Femtech is technology designed specifically for women’s health.
Published in npj Digital Medicine, the study evaluated the health and economic impact of digital tools, such as Flo Health’s Symptom Checker, specifically for endometriosis. The research is the first economic evaluation of a digital symptom checker for endometriosis. It demonstrates how digital health technology can help address systemic challenges in women’s health care.
Women’s personal care and health care are increasingly converging as consumers seek products that address both well-being and prevention. The convergence is evident in femtech, where solutions for conditions like menstrual health, fertility, and menopause overlap with traditional health care offerings.
“At Flo, we believe there is a plethora of opportunity for symbiotic relationships between health care professionals and digital health platforms, and we have embedded these in our own processes,” explains Klepchukova.
Technologies like symptom checkers, health-tracking apps, and personalized care plans are bridging the gap between self-care and medical intervention. For conditions like endometriosis, the personal–health care fusion helps overcome systemic care challenges, enabling earlier diagnosis, reducing long-term health burdens, and improving overall well-being.

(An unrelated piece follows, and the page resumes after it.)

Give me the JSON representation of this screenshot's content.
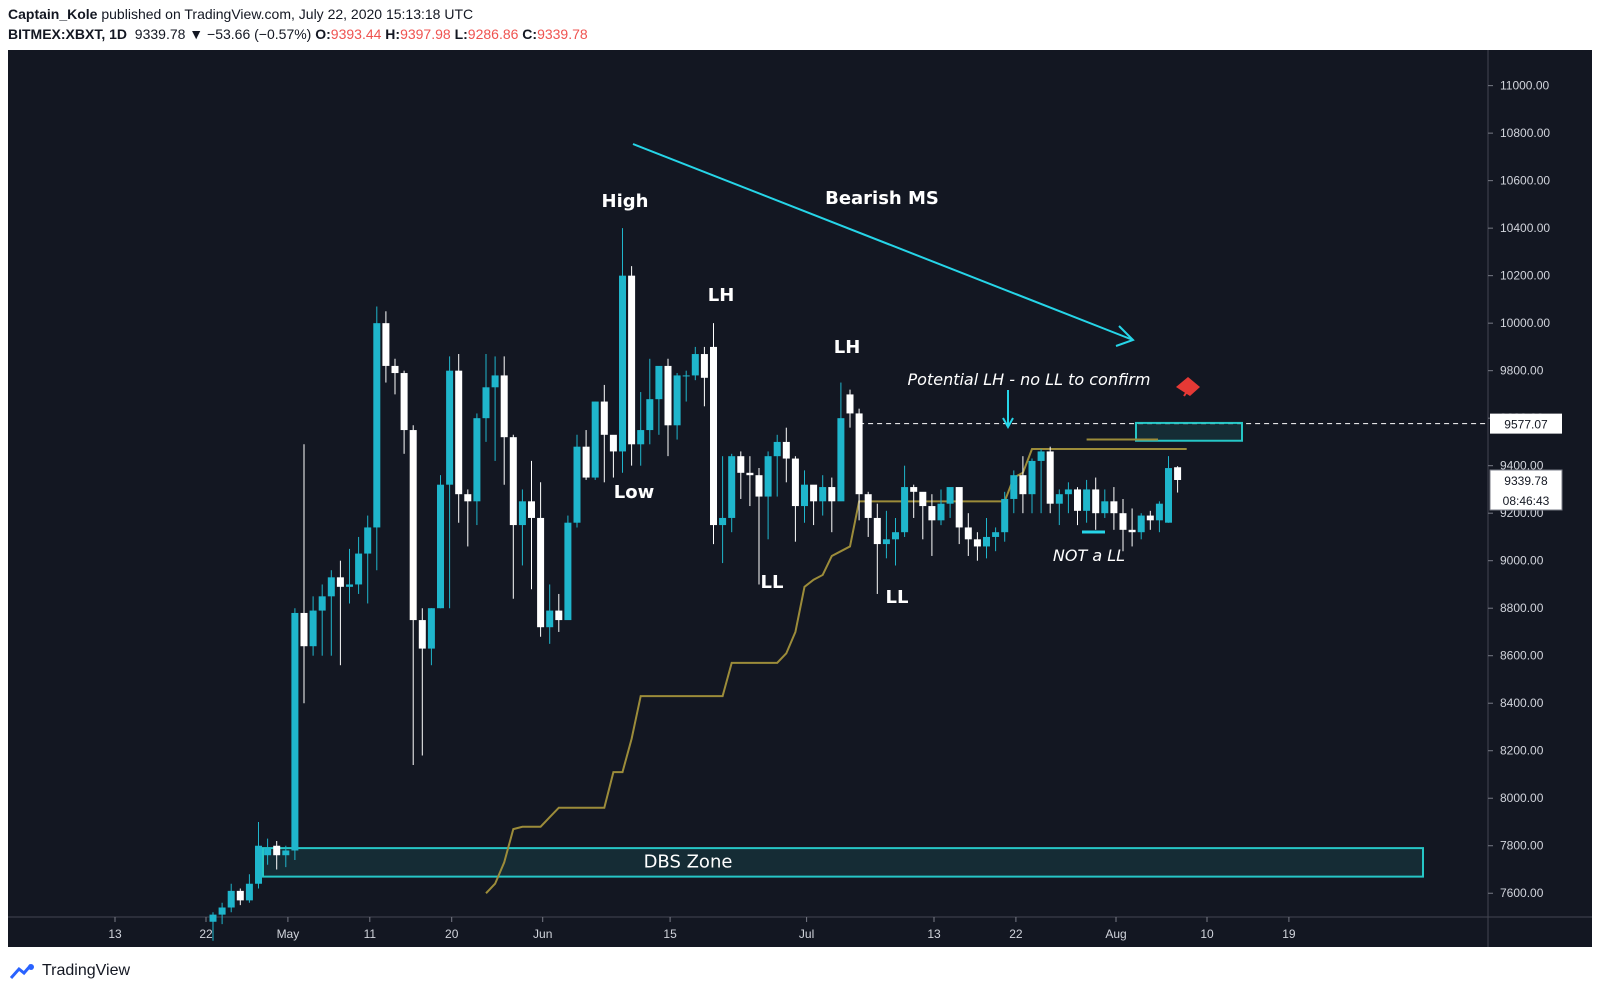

“Our medical team guides the education and features our users get through the Flo app, and simultaneously, we hear from our medical advisory board members about the benefits of their patients coming to them with a history of symptoms and cycle tracking all in one place.”
Klepchukova says the best digital health platforms are those that lean on medical expertise to ensure the content their users are consuming and the technologies they are using are medically accurate and verified.
“In return, users visit doctors’ offices with relevant and actionable insights about their menstrual cycle and symptom history. This makes life better for patients and their doctors when medical teams and digital health platforms work together,” she details.
Reclaiming care
To conduct the research, Flo’s science team partnered with academic researchers from The London School of Hygiene & Tropical Medicine and York Health Economic Consortium, UK, to evaluate the cost-effectiveness of Flo’s Symptom Checker alongside standard doctor-led care, compared with standard care alone.
By focusing on economic value alongside health outcomes, the study contributes to a growing evidence base on how digital health tools can be evaluated beyond accuracy. The authors suggest that similar modeling approaches could inform future research on digital tools for other under-recognized women’s health conditions.
Flo Health empowers women with vital reproductive health knowledge.
Overall, in the study, symptom checkers demonstrated the greatest value realized when their accuracy is above 70%, user compliance exceeds 45%, and when the outcomes are evaluated over a time horizon of at least 10 years.
“Endometriosis can deeply disrupt women’s lives, yet many spend years searching for answers within a system that hasn’t always been designed to connect the patterns they experience over time,” says Klepchukova.
“This research explores how digital tools may help women better recognize their symptoms and bring clearer insights into conversations with their health care providers. While these tools aren’t diagnostic, they support earlier awareness and more informed decisions, ultimately changing the trajectory of their care and their lives.”